Hadopi et ses conséquences (possibles) pour le Club

«Rue89, Slate, Mediapart et les autres vont-ils être obligés de modérer a priori, c’est-à-dire avant publication, tous les commentaires postés par les lecteurs sur leur site ?» C'est Astrid Girardeau, sur Ecrans, qui attire notre attention sur une conséquence inattendue de la loi Hadopi.

«Rue89, Slate, Mediapart et les autres vont-ils être obligés de modérer a priori, c’est-à-dire avant publication, tous les commentaires postés par les lecteurs sur leur site ?» C'est Astrid Girardeau, sur Ecrans, qui attire notre attention sur une conséquence inattendue de la loi Hadopi.

Reprenons.

 

Emmanuel Torregano, du site d'information Electron libre, a publié vendredi 19 juin le projet de décret d'application de l'article 27 de la loi Hadopi (adoptée définitivement le 13 mai), relatif au statut d'éditeur de presse en ligne.

 

La direction des médias (dépendant de Matignon) a en effet communiqué ce projet à la plupart des médias en lignes qui pouvaient prétendre à ce statut prévu par les états généraux de la presse. Comme l'avaient défini les deux auteurs du cavalier législatif, Jean Dionis du Séjour et François Sauvadet (députés Nouveau Centre tous les deux), pourront prétendre au régime protecteur de la presse les sites qui répondraient aux critères suivants:

— publication, «à titre principal, un contenu utilisant largement le mode écrit, faisant l’objet d’un renouvellement régulier et non pas seulement de mises à jour ponctuelles et partielles. Tout renouvellement doit être daté» ;
— mise à disposition du public d'«un contenu original, composé d’informations ayant fait l’objet, au sein du service de presse en ligne, d’un traitement à caractère journalistique, notamment dans la recherche, la vérification et la mise en forme de ces informations et présentant un lien avec l’actualité» ;
— production d'une information présentant «un caractère d’intérêt général. Ainsi, les informations diffusées ne doivent pas être susceptibles de choquer l’internaute par une représentation de la personne humaine portant atteinte à sa dignité ou à la décence ou par des contenus présentant la violence sous un jour favorable» ;
— exclusion des sites Web constituant «un outil de promotion ou un accessoire d’une activité industrielle, artisanale, commerciale ou de prestation de service autre que la mise à disposition du public d’informations ayant fait l’objet d’un traitement à caractère journalistique. En particulier, ne peuvent être reconnus comme des services de presse en ligne les services de communication au public en ligne dont l’objet principal est la diffusion de messages publicitaires ou d’annonces, à l’exclusion des annonces judiciaires et légales, sous quelque forme que ce soit.»

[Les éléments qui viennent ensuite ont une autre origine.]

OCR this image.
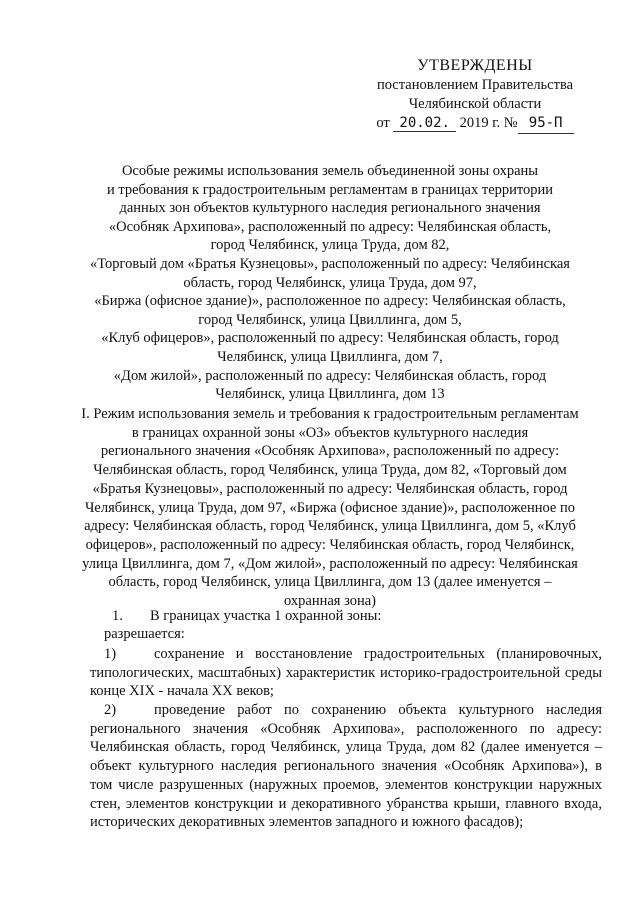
УТВЕРЖДЕНЫ
постановлением Правительства
Челябинской области
от 20.02. 2019 г. № 95-П
Особые режимы использования земель объединенной зоны охраны
и требования к градостроительным регламентам в границах территории
данных зон объектов культурного наследия регионального значения
«Особняк Архипова», расположенный по адресу: Челябинская область,
город Челябинск, улица Труда, дом 82,
«Торговый дом «Братья Кузнецовы», расположенный по адресу: Челябинская
область, город Челябинск, улица Труда, дом 97,
«Биржа (офисное здание)», расположенное по адресу: Челябинская область,
город Челябинск, улица Цвиллинга, дом 5,
«Клуб офицеров», расположенный по адресу: Челябинская область, город
Челябинск, улица Цвиллинга, дом 7,
«Дом жилой», расположенный по адресу: Челябинская область, город
Челябинск, улица Цвиллинга, дом 13
I. Режим использования земель и требования к градостроительным регламентам
в границах охранной зоны «ОЗ» объектов культурного наследия
регионального значения «Особняк Архипова», расположенный по адресу:
Челябинская область, город Челябинск, улица Труда, дом 82, «Торговый дом
«Братья Кузнецовы», расположенный по адресу: Челябинская область, город
Челябинск, улица Труда, дом 97, «Биржа (офисное здание)», расположенное по
адресу: Челябинская область, город Челябинск, улица Цвиллинга, дом 5, «Клуб
офицеров», расположенный по адресу: Челябинская область, город Челябинск,
улица Цвиллинга, дом 7, «Дом жилой», расположенный по адресу: Челябинская
область, город Челябинск, улица Цвиллинга, дом 13 (далее именуется –
охранная зона)
1. В границах участка 1 охранной зоны:
разрешается:
1)	сохранение и восстановление градостроительных (планировочных, типологических, масштабных) характеристик историко-градостроительной среды конце XIX - начала XX веков;
2)	проведение работ по сохранению объекта культурного наследия регионального значения «Особняк Архипова», расположенного по адресу: Челябинская область, город Челябинск, улица Труда, дом 82 (далее именуется – объект культурного наследия регионального значения «Особняк Архипова»), в том числе разрушенных (наружных проемов, элементов конструкции наружных стен, элементов конструкции и декоративного убранства крыши, главного входа, исторических декоративных элементов западного и южного фасадов);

Tous points discutables, mais dont on comprend la logique.

 

Une autre plus curieux: «Pour les services de presse en ligne présentant un caractère d’information politique et générale, l’éditeur emploie, à titre régulier, au moins un journaliste professionnel.» Le législateur a en effet omis de préciser que pour être un éditeur de presse en ligne, il fallait employer des journalistes, c'est-à-dire des personnes dont cette activité est la profession principale, régulière et qui constitue l'essentiel de ses ressources, protégé de surcroit par la convention collective des journalistes. Le décret ne l'impose que pour l'information «politique», comme si le journalisme culturel, par exemple, n'avait pas en s'embarasser de telles disposition.

 

Mais le meilleur se trouve donc au 6e alinéa du 1er article du décret: «l'éditeur du service dispose de la maîtrise éditoriale du contenu et notamment des messages postés diffusés sur les espaces de contribution personnelle ; en particulier, il met en œuvre les dispositifs appropriés pour éviter la mise en ligne de contenus illicites.» Il faut comprendre, là, un forte recommandation en faveur de la modération a priori des billets et des commentaires publiés dans l'espace participatif des sites d'information.

 

Jusque là, la LCEN («confiance dans l'économie numérique») demandait aux «hébergeurs» d'espaces participatifs de réagir promptement aux demandes de suppression de billets et de commentaires en cas d'infraction à la loi signalée. Demain, les éditeurs tels que définis par la loi Hadopi devraient prévoir ces éventuelles plaintes et refuser préventivement de publier des contenus qui ne seraient pas totalement inoffensifs. Libération rapporte que Pierre Haski (Rue89) aurait vent d'un «nouveau texte où serait ajouté “ ... éviter la mise en ligne de contenus illicites ou leur retrait le plus rapidement possible”».

 

Electron Libre rappelle judicieusement l'affaire «Hou la menteuse», lorsque Nadine Morano avait menacé, il y a deux semaines, de porter plainte contre un internaute qui avait laissé ce commentaire sous une vidéo où elle figurait (elle renonça à cette action la semaine suivante).